El Concilio Vaticano II sintetizó esta comprensión afirmando que: “Las
verdades reveladas por Dios que se contienen y manifiestan en la Sagrada
Escritura se consignaron por inspiración del Espíritu Santo”[2]. Por
tanto, estudiar 2 Pe 1, 20-21 permite comprender cómo la Iglesia confiesa
simultáneamente a Dios como autor de la Escritura y al hombre como verdadero
autor humano.
Texto griego de 2 Pe 1, 20-21
Texto según la edición crítica Nestle-Aland 28[3]: 20
Τοῦτο πρῶτον γινώσκοντες ὅτι πᾶσα προφητεία γραφῆς ἰδίας ἐπιλύσεως οὐ γίνεται· 21
οὐ γὰρ θελήματι ἀνθρώπου ἠνέχθη ποτέ προφητεία, ἀλλ᾽ ὑπὸ πνεύματος ἁγίου
φερόμενοι ἐλάλησαν ἀπὸ θεοῦ ἄνθρωποι.
Traducción Biblia de Jerusalén (2019): 20 Pero, ante todo, tened presente que ninguna profecía de la Escritura
puede interpretarse por cuenta propia, 21 pues nunca profecía alguna fue fruto
de la voluntad humana. Los profetas fueron hombres que hablaban de parte de
Dios movidos por el Espíritu Santo[4].
Traducción Reina-Valera (1960): 20 entendiendo primero esto, que ninguna profecía de la Escritura es de
interpretación privada, 21 porque nunca la profecía fue traída por voluntad
humana, sino que los santos hombres de Dios hablaron siendo inspirados por el
Espíritu Santo[5].
Traducción Biblia de Nuestro Pueblo (2008): 20
Pero deben saber ante todo que nadie puede interpretar por sí mismo una
profecía de la Escritura, 21 porque la profecía nunca sucedió por iniciativa
humana, sino que los hombres de Dios hablaron movidos por el Espíritu Santo[6].
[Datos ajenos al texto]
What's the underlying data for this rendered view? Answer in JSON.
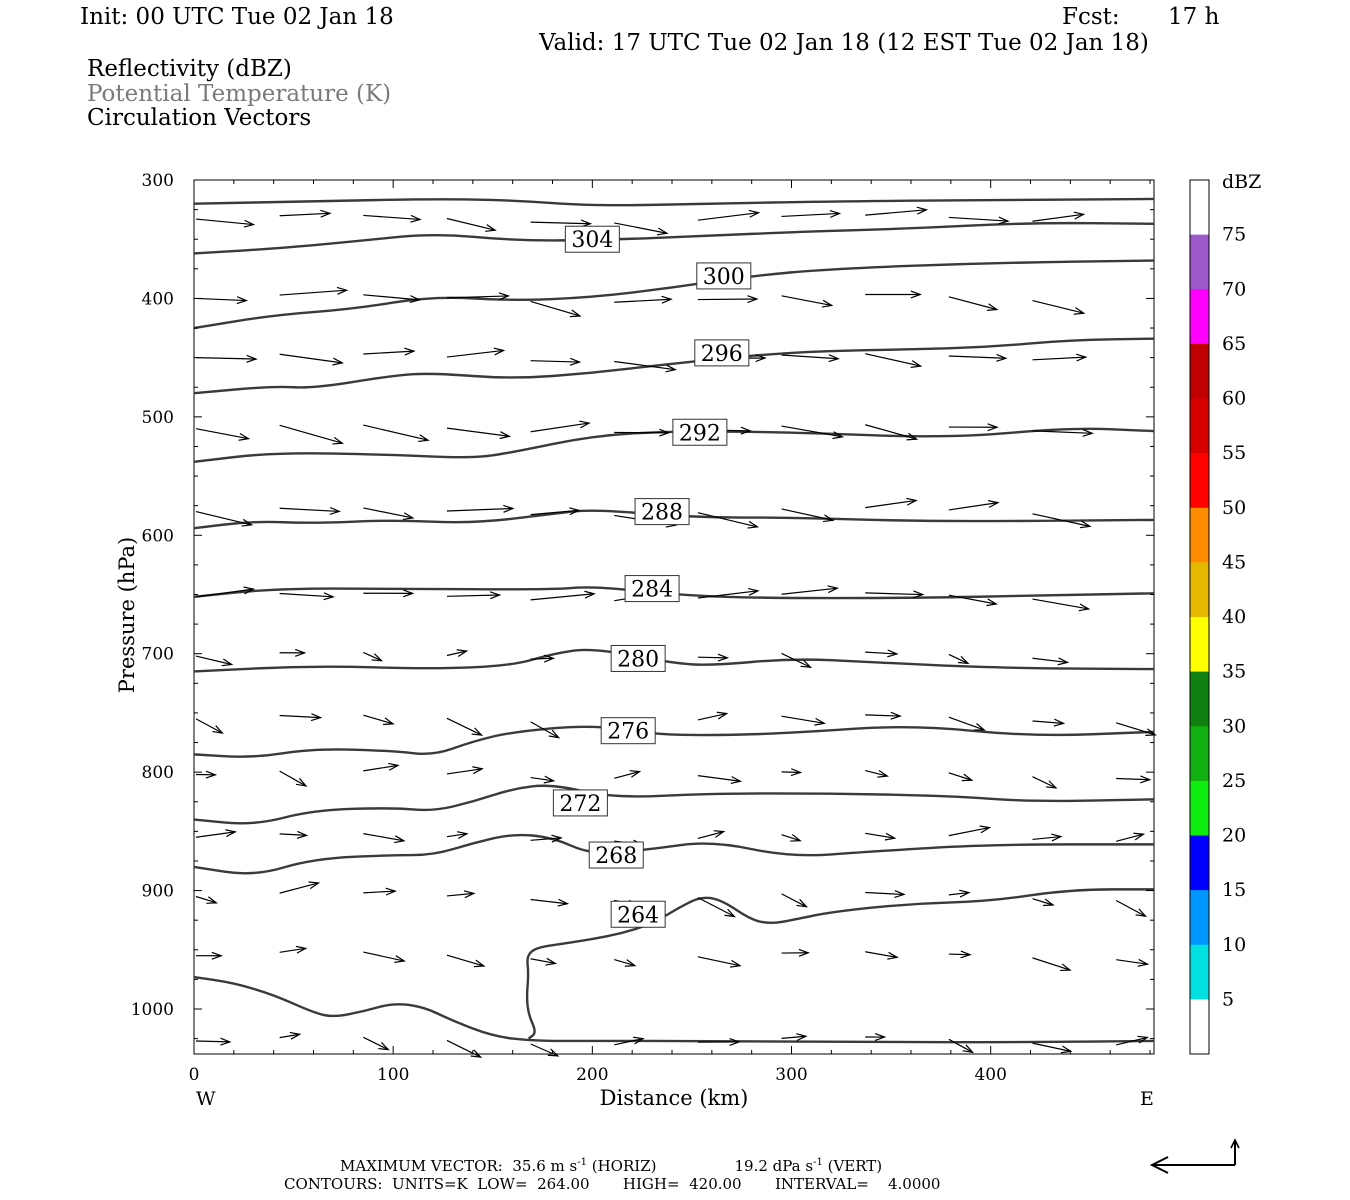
{
  "header": {
    "init": "Init: 00 UTC Tue 02 Jan 18",
    "fcst_label": "Fcst:",
    "fcst_value": "17 h",
    "valid": "Valid: 17 UTC Tue 02 Jan 18 (12 EST Tue 02 Jan 18)",
    "fields": [
      "Reflectivity (dBZ)",
      "Potential Temperature (K)",
      "Circulation Vectors"
    ]
  },
  "chart_data": {
    "type": "cross-section",
    "xlabel": "Distance (km)",
    "ylabel": "Pressure (hPa)",
    "xlim": [
      0,
      482
    ],
    "ylim": [
      300,
      1038
    ],
    "y_scale": "linear (pressure increasing downward)",
    "x_ticks": [
      0,
      100,
      200,
      300,
      400
    ],
    "y_ticks": [
      300,
      400,
      500,
      600,
      700,
      800,
      900,
      1000
    ],
    "x_end_labels": {
      "left": "W",
      "right": "E"
    },
    "grid": false,
    "reflectivity": {
      "units": "dBZ",
      "colorbar_labels": [
        "75",
        "70",
        "65",
        "60",
        "55",
        "50",
        "45",
        "40",
        "35",
        "30",
        "25",
        "20",
        "15",
        "10",
        "5"
      ],
      "colorbar_colors": [
        "#ffffff",
        "#9b59c9",
        "#ff00ff",
        "#c00000",
        "#d80000",
        "#ff0000",
        "#ff8c00",
        "#e6b800",
        "#ffff00",
        "#108010",
        "#10b010",
        "#10ee10",
        "#0000ff",
        "#0096ff",
        "#00e0e0",
        "#ffffff"
      ],
      "colorbar_title": "dBZ",
      "echoes_present": false
    },
    "theta_contours": {
      "units": "K",
      "interval": 4,
      "labels": [
        {
          "value": 304,
          "x": 200,
          "p": 350
        },
        {
          "value": 300,
          "x": 266,
          "p": 381
        },
        {
          "value": 296,
          "x": 265,
          "p": 446
        },
        {
          "value": 292,
          "x": 254,
          "p": 513
        },
        {
          "value": 288,
          "x": 235,
          "p": 580
        },
        {
          "value": 284,
          "x": 230,
          "p": 645
        },
        {
          "value": 280,
          "x": 223,
          "p": 704
        },
        {
          "value": 276,
          "x": 218,
          "p": 765
        },
        {
          "value": 272,
          "x": 194,
          "p": 826
        },
        {
          "value": 268,
          "x": 212,
          "p": 870
        },
        {
          "value": 264,
          "x": 223,
          "p": 920
        }
      ],
      "lines": [
        [
          [
            0,
            320
          ],
          [
            60,
            318
          ],
          [
            120,
            316
          ],
          [
            160,
            317
          ],
          [
            200,
            322
          ],
          [
            260,
            320
          ],
          [
            320,
            318
          ],
          [
            400,
            317
          ],
          [
            482,
            316
          ]
        ],
        [
          [
            0,
            362
          ],
          [
            40,
            358
          ],
          [
            80,
            352
          ],
          [
            120,
            345
          ],
          [
            160,
            351
          ],
          [
            200,
            351
          ],
          [
            260,
            347
          ],
          [
            300,
            344
          ],
          [
            360,
            341
          ],
          [
            420,
            336
          ],
          [
            482,
            337
          ]
        ],
        [
          [
            0,
            425
          ],
          [
            40,
            414
          ],
          [
            80,
            409
          ],
          [
            120,
            398
          ],
          [
            160,
            402
          ],
          [
            200,
            399
          ],
          [
            240,
            391
          ],
          [
            280,
            381
          ],
          [
            320,
            375
          ],
          [
            400,
            370
          ],
          [
            482,
            368
          ]
        ],
        [
          [
            0,
            480
          ],
          [
            40,
            474
          ],
          [
            60,
            476
          ],
          [
            100,
            465
          ],
          [
            120,
            463
          ],
          [
            160,
            468
          ],
          [
            200,
            463
          ],
          [
            240,
            455
          ],
          [
            300,
            445
          ],
          [
            360,
            443
          ],
          [
            400,
            441
          ],
          [
            440,
            435
          ],
          [
            482,
            434
          ]
        ],
        [
          [
            0,
            538
          ],
          [
            40,
            530
          ],
          [
            100,
            532
          ],
          [
            140,
            535
          ],
          [
            160,
            530
          ],
          [
            200,
            516
          ],
          [
            240,
            512
          ],
          [
            300,
            513
          ],
          [
            380,
            518
          ],
          [
            440,
            509
          ],
          [
            482,
            512
          ]
        ],
        [
          [
            0,
            594
          ],
          [
            30,
            588
          ],
          [
            60,
            590
          ],
          [
            100,
            587
          ],
          [
            140,
            590
          ],
          [
            180,
            582
          ],
          [
            200,
            578
          ],
          [
            250,
            585
          ],
          [
            300,
            585
          ],
          [
            360,
            588
          ],
          [
            420,
            588
          ],
          [
            482,
            587
          ]
        ],
        [
          [
            0,
            652
          ],
          [
            40,
            645
          ],
          [
            100,
            645
          ],
          [
            180,
            646
          ],
          [
            200,
            643
          ],
          [
            240,
            650
          ],
          [
            280,
            653
          ],
          [
            360,
            653
          ],
          [
            420,
            651
          ],
          [
            482,
            649
          ]
        ],
        [
          [
            0,
            715
          ],
          [
            60,
            710
          ],
          [
            120,
            713
          ],
          [
            160,
            710
          ],
          [
            180,
            700
          ],
          [
            200,
            695
          ],
          [
            240,
            708
          ],
          [
            260,
            710
          ],
          [
            300,
            704
          ],
          [
            340,
            707
          ],
          [
            400,
            712
          ],
          [
            482,
            713
          ]
        ],
        [
          [
            0,
            785
          ],
          [
            30,
            788
          ],
          [
            60,
            780
          ],
          [
            100,
            782
          ],
          [
            120,
            786
          ],
          [
            140,
            774
          ],
          [
            160,
            766
          ],
          [
            200,
            760
          ],
          [
            230,
            768
          ],
          [
            260,
            769
          ],
          [
            300,
            767
          ],
          [
            360,
            760
          ],
          [
            420,
            770
          ],
          [
            482,
            766
          ]
        ],
        [
          [
            0,
            840
          ],
          [
            30,
            845
          ],
          [
            60,
            832
          ],
          [
            100,
            830
          ],
          [
            120,
            833
          ],
          [
            140,
            825
          ],
          [
            160,
            814
          ],
          [
            180,
            810
          ],
          [
            210,
            822
          ],
          [
            260,
            818
          ],
          [
            320,
            818
          ],
          [
            380,
            820
          ],
          [
            420,
            825
          ],
          [
            482,
            823
          ]
        ],
        [
          [
            0,
            880
          ],
          [
            30,
            888
          ],
          [
            60,
            873
          ],
          [
            100,
            870
          ],
          [
            120,
            870
          ],
          [
            140,
            860
          ],
          [
            160,
            852
          ],
          [
            180,
            855
          ],
          [
            200,
            870
          ],
          [
            230,
            865
          ],
          [
            260,
            858
          ],
          [
            300,
            872
          ],
          [
            340,
            867
          ],
          [
            400,
            861
          ],
          [
            482,
            861
          ]
        ],
        [
          [
            168,
            1025
          ],
          [
            172,
            1020
          ],
          [
            168,
            1005
          ],
          [
            167,
            990
          ],
          [
            168,
            970
          ],
          [
            167,
            955
          ],
          [
            172,
            948
          ],
          [
            185,
            945
          ],
          [
            200,
            941
          ],
          [
            215,
            936
          ],
          [
            230,
            928
          ],
          [
            245,
            913
          ],
          [
            255,
            905
          ],
          [
            265,
            908
          ],
          [
            280,
            925
          ],
          [
            290,
            928
          ],
          [
            300,
            925
          ],
          [
            320,
            918
          ],
          [
            360,
            911
          ],
          [
            400,
            909
          ],
          [
            440,
            899
          ],
          [
            482,
            899
          ]
        ],
        [
          [
            0,
            973
          ],
          [
            20,
            978
          ],
          [
            40,
            988
          ],
          [
            60,
            1003
          ],
          [
            70,
            1007
          ],
          [
            85,
            1002
          ],
          [
            100,
            995
          ],
          [
            115,
            998
          ],
          [
            130,
            1010
          ],
          [
            150,
            1023
          ],
          [
            170,
            1027
          ],
          [
            200,
            1027
          ],
          [
            260,
            1027
          ],
          [
            340,
            1028
          ],
          [
            420,
            1028
          ],
          [
            482,
            1027
          ]
        ]
      ]
    },
    "vector_rows_hpa": [
      333,
      400,
      450,
      510,
      580,
      652,
      702,
      755,
      802,
      855,
      905,
      955,
      1027
    ],
    "vector_cols_km": [
      0,
      42,
      84,
      126,
      168,
      210,
      252,
      294,
      336,
      378,
      420,
      462
    ],
    "max_vector_horiz_ms": "35.6",
    "max_vector_vert_dpas": "19.2"
  },
  "footer": {
    "line1_a": "MAXIMUM VECTOR:  35.6 m s",
    "line1_b": " (HORIZ)",
    "line1_c": "19.2 dPa s",
    "line1_d": " (VERT)",
    "sup": "-1",
    "line2": "CONTOURS:  UNITS=K  LOW=  264.00       HIGH=  420.00       INTERVAL=    4.0000"
  }
}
1. Contexto histórico y literario
La Segunda Carta de Pedro forma parte del grupo de escritos conocidos
como cartas católicas. A diferencia de las cartas dirigidas a comunidades
particulares, estos escritos poseen un horizonte más universal y buscan
responder a situaciones generales de la vida cristiana.
El contexto inmediato de 2 Pedro está marcado por la preocupación ante
falsos maestros y ante quienes cuestionaban la esperanza escatológica
cristiana, especialmente la venida gloriosa del Señor (cf. 2 Pe 3, 3-4). Johann
Michl señala que la finalidad fundamental de esta carta es fortalecer a los
creyentes en la esperanza cristiana y recordarles que dicha esperanza no se
fundamenta en invenciones humanas, sino en la acción salvadora de Dios[7].
La sección donde aparece nuestro texto (2 Pe 1, 12-21) desarrolla dos
fundamentos de la certeza cristiana: El testimonio apostólico sobre Jesucristo
(vv. 16-18); y la palabra profética de la Escritura (vv. 19-21). El autor
afirma: “No les dimos a conocer el poder y la venida de nuestro Señor
Jesucristo siguiendo mitos ingeniosos, sino como testigos oculares de su
grandeza” (2 Pe 1, 16).
En este sentido,
el autor de la carta une estrechamente la autoridad apostólica y la autoridad
profética. La expresión inicial de 2 Pe 1, 19, “tenemos también” (καὶ ἔχομεν),
indica que la palabra profética posee una autoridad que confirma el testimonio
apostólico. La revelación cristiana no se apoya en interpretaciones
particulares, sino en la continuidad entre la palabra anunciada por los
profetas y el testimonio apostólico sobre Cristo[8].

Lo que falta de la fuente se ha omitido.